Eventually, I built a simple Google Sheet that helped me estimate profits before I listed anything. Nothing fancy. Just enough to answer one question:

“If this sells today, how much money do I actually make?”

That one habit probably saved me thousands of dollars in bad purchases and pricing mistakes over the years.

Being the Cheapest Matters More Than You Think

One strategy that consistently worked for me was surprisingly simple: undercut the market.

Not by a huge amount. Just enough.

Whenever I listed something, I’d search for the exact product and sort by lowest price. I’d also check recently sold listings to see what buyers were actually paying.

A lot of buyers sort by price first. If you’re sitting near the top of the search results with free shipping, you’re immediately in the conversation.

Nothing says “good deal” quite like being one of the cheapest options available with free shipping.

Buyers eat that up.

Buy It Now vs Auctions

I know auctions are a huge part of eBay, but they were never a big part of my business.

For most of the inventory I sold, Buy It Now made far more sense.

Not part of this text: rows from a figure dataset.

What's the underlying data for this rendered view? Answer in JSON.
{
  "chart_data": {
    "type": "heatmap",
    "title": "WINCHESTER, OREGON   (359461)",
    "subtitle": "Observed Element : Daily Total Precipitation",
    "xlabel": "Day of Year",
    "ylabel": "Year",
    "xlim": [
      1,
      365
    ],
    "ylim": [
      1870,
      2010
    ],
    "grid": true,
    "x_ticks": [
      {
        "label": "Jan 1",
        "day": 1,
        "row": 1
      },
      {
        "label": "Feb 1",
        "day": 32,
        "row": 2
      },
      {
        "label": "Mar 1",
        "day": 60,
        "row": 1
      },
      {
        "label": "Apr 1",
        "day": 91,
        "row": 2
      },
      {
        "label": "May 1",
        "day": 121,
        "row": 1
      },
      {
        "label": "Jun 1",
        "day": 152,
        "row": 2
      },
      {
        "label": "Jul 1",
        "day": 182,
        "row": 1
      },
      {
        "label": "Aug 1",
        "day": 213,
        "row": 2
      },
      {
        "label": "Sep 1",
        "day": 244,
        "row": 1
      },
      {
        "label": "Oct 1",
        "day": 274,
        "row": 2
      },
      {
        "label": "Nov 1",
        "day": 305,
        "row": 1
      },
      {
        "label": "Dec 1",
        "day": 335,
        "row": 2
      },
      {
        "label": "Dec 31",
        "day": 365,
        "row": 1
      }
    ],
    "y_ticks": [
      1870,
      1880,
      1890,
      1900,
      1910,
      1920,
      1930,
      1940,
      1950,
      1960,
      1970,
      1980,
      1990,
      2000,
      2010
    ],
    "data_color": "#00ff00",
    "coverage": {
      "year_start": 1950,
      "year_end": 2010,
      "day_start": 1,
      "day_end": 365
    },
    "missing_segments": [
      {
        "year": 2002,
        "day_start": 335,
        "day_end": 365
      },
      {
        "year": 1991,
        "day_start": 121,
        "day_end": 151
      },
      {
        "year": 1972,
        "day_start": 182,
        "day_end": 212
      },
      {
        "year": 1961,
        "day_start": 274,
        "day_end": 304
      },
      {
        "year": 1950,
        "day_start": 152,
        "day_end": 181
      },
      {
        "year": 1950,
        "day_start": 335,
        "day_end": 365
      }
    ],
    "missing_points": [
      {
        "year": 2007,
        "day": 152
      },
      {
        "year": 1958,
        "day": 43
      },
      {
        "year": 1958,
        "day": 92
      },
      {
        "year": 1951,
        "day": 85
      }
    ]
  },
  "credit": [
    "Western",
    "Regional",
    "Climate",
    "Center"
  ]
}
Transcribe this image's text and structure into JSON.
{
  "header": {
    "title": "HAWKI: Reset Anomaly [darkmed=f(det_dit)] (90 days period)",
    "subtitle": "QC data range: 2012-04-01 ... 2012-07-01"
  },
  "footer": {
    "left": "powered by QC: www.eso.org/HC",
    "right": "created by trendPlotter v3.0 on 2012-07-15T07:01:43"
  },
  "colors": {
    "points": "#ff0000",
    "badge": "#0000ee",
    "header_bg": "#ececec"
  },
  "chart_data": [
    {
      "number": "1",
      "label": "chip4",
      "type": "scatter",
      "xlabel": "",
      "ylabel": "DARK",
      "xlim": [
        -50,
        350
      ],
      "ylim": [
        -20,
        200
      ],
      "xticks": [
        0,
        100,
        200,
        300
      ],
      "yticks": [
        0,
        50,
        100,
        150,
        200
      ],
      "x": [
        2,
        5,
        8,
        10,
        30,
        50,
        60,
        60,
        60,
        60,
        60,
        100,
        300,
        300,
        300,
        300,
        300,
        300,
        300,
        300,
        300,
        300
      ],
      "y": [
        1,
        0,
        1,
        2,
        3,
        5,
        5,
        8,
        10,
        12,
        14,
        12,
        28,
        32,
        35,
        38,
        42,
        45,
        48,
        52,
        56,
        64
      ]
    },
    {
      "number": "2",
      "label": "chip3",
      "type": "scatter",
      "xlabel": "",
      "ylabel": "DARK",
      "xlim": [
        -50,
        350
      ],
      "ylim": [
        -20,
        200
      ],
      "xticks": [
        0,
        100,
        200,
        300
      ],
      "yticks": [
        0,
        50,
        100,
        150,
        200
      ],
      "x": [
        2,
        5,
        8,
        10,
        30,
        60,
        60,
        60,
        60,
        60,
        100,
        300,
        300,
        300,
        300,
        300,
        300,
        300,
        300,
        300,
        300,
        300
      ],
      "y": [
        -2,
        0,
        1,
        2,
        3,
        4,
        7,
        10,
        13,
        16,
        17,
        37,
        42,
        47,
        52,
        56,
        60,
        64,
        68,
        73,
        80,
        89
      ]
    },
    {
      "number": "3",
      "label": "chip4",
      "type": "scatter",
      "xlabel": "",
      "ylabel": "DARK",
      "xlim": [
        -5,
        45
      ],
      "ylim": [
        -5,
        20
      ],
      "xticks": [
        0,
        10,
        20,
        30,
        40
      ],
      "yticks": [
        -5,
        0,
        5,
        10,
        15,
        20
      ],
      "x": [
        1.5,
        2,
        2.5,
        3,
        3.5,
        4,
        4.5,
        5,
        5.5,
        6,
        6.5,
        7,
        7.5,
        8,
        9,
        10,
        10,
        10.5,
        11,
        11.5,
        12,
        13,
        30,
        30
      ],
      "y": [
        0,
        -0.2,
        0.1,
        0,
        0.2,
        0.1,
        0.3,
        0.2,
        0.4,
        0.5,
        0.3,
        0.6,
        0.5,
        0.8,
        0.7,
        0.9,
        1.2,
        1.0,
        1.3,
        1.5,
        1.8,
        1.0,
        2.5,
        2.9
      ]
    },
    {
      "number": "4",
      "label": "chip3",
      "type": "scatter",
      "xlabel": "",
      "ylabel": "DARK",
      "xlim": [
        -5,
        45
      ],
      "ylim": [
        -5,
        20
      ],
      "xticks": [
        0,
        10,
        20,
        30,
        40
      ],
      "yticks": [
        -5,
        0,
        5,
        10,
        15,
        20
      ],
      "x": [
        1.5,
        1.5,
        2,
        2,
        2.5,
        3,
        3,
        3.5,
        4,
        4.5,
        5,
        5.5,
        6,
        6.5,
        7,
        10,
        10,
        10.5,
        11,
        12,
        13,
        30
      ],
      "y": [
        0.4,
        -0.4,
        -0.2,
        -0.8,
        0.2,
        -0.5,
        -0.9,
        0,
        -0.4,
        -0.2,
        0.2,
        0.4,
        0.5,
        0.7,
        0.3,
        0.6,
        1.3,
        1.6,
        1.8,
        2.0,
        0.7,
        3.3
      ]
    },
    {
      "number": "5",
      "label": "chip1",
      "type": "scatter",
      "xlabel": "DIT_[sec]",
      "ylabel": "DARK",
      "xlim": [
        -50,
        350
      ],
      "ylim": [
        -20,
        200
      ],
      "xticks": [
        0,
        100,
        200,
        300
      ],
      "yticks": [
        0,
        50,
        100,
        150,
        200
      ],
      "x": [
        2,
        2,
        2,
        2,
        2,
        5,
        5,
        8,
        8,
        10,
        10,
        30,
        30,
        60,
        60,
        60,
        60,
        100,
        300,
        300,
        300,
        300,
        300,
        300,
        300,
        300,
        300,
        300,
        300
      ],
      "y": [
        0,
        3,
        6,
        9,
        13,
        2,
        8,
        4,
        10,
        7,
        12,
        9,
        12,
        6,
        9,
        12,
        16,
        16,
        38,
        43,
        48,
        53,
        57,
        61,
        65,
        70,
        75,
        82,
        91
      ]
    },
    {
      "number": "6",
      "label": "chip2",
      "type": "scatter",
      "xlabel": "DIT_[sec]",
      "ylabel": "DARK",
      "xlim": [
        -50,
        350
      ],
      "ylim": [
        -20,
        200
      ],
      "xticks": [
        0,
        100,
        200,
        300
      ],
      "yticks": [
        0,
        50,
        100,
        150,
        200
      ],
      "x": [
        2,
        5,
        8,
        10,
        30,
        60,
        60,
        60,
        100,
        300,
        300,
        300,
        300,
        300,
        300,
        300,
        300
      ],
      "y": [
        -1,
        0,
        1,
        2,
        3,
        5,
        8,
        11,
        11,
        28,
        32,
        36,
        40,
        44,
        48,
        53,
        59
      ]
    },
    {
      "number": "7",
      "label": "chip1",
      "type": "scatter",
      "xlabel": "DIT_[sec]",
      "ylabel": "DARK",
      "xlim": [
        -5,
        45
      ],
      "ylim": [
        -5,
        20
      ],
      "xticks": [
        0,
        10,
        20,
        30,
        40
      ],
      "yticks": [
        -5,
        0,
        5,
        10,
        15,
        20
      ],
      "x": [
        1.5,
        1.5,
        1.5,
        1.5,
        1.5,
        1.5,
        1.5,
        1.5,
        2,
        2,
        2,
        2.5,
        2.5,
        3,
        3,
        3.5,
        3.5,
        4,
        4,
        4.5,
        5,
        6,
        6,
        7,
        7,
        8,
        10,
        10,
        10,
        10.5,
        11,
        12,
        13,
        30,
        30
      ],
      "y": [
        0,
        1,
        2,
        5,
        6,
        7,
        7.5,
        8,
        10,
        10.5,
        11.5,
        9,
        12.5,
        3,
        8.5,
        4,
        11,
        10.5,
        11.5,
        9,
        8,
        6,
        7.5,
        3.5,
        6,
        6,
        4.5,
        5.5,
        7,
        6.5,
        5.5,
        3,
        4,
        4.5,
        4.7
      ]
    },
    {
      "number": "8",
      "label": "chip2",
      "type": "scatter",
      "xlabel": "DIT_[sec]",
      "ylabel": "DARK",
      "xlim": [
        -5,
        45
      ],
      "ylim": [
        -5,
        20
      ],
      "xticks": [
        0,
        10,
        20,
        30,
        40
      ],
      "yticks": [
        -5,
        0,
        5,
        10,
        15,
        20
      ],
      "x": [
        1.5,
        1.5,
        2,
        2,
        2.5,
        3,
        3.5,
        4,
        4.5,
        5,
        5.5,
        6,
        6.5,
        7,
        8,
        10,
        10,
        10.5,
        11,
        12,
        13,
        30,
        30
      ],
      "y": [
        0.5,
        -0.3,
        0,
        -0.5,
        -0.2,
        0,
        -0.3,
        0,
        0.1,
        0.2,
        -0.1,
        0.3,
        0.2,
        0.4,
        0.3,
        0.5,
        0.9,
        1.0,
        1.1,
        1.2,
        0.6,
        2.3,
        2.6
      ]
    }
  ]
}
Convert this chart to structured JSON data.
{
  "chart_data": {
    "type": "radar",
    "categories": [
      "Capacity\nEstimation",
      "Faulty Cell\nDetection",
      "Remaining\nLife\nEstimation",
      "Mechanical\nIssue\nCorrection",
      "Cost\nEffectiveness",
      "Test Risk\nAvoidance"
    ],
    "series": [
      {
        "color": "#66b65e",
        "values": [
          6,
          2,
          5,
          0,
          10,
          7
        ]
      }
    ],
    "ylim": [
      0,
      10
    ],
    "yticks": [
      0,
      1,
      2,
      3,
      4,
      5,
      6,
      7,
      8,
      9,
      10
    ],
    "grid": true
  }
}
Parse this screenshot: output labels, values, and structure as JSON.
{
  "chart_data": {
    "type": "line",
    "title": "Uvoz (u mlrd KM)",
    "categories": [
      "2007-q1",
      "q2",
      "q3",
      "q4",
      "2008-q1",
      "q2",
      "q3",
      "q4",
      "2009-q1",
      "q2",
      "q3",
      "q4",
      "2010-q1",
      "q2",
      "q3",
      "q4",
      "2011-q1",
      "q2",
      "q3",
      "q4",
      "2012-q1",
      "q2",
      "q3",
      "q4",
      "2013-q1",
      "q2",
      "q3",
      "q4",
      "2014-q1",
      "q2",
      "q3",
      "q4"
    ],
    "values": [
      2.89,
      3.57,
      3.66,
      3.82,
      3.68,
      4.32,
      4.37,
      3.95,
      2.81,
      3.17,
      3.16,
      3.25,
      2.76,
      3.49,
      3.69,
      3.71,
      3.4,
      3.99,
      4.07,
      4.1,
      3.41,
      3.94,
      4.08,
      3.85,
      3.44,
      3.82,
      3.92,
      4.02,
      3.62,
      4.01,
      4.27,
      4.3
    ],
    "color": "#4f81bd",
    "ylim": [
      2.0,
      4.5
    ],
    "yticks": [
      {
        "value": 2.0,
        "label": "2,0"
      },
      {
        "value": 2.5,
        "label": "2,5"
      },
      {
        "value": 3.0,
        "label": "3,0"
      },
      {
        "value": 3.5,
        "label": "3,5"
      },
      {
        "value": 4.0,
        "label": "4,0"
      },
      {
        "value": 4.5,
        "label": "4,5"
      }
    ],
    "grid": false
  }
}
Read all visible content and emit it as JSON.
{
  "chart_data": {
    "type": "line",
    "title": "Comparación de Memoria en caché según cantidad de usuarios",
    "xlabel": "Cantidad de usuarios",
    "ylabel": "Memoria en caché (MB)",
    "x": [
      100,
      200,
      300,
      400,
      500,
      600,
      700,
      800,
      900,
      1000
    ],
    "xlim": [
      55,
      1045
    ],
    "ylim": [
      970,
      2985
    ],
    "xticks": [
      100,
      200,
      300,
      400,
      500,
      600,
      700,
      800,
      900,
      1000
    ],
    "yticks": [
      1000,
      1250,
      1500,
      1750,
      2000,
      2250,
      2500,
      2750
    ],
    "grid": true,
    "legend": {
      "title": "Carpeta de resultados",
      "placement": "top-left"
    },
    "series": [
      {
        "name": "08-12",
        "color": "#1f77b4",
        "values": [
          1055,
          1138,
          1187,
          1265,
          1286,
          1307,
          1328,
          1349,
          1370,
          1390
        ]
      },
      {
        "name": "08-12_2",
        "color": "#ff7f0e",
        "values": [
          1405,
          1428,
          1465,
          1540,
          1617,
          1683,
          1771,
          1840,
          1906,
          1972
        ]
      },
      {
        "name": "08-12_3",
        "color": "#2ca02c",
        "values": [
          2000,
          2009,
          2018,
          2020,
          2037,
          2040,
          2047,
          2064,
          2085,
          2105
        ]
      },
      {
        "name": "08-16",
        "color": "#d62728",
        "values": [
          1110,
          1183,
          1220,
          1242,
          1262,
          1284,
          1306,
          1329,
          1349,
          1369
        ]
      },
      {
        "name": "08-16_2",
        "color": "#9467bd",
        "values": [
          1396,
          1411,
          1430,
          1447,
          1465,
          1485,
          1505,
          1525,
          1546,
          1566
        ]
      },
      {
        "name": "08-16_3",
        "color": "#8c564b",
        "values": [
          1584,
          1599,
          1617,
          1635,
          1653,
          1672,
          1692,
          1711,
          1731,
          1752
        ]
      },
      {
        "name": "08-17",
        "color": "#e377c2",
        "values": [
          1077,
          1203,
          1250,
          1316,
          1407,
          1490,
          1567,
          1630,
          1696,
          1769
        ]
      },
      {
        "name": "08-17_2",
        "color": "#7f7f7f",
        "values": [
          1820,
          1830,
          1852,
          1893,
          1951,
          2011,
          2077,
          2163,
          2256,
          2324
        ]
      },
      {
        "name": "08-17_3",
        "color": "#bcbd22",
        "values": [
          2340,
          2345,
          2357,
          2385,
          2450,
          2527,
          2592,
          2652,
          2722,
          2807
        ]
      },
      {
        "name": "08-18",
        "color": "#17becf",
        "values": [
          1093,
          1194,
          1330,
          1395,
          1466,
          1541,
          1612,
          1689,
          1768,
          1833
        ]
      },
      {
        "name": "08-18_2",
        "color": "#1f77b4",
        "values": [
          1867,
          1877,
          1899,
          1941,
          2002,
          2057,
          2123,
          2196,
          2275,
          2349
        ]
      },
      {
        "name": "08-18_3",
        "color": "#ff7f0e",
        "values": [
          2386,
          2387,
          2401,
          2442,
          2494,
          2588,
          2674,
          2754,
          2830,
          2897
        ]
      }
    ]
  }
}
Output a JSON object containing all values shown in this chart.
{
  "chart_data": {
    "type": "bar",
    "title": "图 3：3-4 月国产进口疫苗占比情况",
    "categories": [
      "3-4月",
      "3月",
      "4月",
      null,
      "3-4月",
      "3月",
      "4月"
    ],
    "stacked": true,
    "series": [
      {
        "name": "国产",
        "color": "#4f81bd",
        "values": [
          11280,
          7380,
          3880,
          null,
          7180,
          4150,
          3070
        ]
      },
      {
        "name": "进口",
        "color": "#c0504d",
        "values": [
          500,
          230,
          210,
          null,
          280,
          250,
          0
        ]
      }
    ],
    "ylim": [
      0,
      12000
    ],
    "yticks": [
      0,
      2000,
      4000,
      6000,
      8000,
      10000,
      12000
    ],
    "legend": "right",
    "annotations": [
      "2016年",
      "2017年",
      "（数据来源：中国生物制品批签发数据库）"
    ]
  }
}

My goal wasn’t to maximize every last dollar from a listing. My goal was to move inventory quickly.

Why wait seven days for an auction when someone can buy it today?

I wanted products turning into cash as fast as possible. That cash could then be reinvested into more inventory, which meant more listings, more sales, and more opportunities.

There are absolutely situations where auctions make sense. Sports cards, collectibles, and hard-to-price items come to mind.

For most of what I sold, though, Buy It Now was the clear winner.

Shipping Gets Easier

The good news is that shipping eventually becomes second nature.

After you’ve shipped enough items, you’ll start developing a feel for what things cost. You’ll know which products are expensive to ship, which box sizes work best, and which sales are worth taking.

One trick I used was estimating shipping costs using ZIP code 90210.

Yes, the Beverly Hills one.

Since I’m located in New Jersey, shipping to California was usually one of the more expensive scenarios. If the numbers worked for California, they would generally work anywhere.

And when an order came in from Delaware or somewhere nearby, it felt like a little bonus.

You’d save a few bucks on shipping and get a tiny dopamine hit you weren’t expecting.

Funny how that works.

Final Thoughts

If I could go back and give myself one piece of advice before opening my eBay store, it would be this:

Pay attention to your margins.

Not your revenue.

Not your sale price.

Your actual profit.

The sooner you understand shipping costs, fees, and pricing, the easier everything becomes.

The good news is that most of these lessons only need to be learned once.

The bad news is that some of them can be surprisingly expensive.